I'm trying to understand the nitty-gritty details of how the C++ preprocessor works.
Assume we have:
#define LP (
#define F(X) a
The following code then preprocesses to a:
#define G1(Y) F Y
G1(LP) 1 )
However, the following code preprocesses to F ( 1 ):
#define G2(Y) F LP
G2(LP) 1 )
Okay, so I guess this makes sense if the LP argument is already expanded by the time it's fed into the macro.
Except, that's not the case! The following code preprocesses to F "LP" 1 ), not F "(" 1 ):
#define G3(Y) F #Y
G3(LP) 1 )
Okay, now I'm confused. What are the rules behind when an open parenthesis is treated as the beginning of a function-like macro invocation?

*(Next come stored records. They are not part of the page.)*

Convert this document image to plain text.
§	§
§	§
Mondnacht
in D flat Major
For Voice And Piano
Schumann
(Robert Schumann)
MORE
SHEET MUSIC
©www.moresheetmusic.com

The C++ preprocessor considers the file to be made of group-parts. This rule is defined as follows:
group-part:
control-line
if-section
text-lines
#conditionally-supported-directivecontrol-line:
[...]
#defineidentifier lparen identifier-listopt)replacement-list new-line
[...]lparen:
a(character not immediately preceded by whitespace
This is why #define Z () would not not define a function-like macro, but #define Z() would for example.
The preprocessor eliminates separating whitespace when expanding macros, so F Y where Y expands to LP ) is treated as F(). Expanding function-like macros is described in [cpp.subst] p1.
The reason why F #Y behaves differently is that [cpp.subst] exempts #Y from macro substitution, and instead, the # operator is applied, meaning that
[...] the original spelling of each preprocessing token in the stringizing argument is retained in the character string literal [...]
In your example, #Y where Y expands to "LP", because LP is the original spelling of the argument.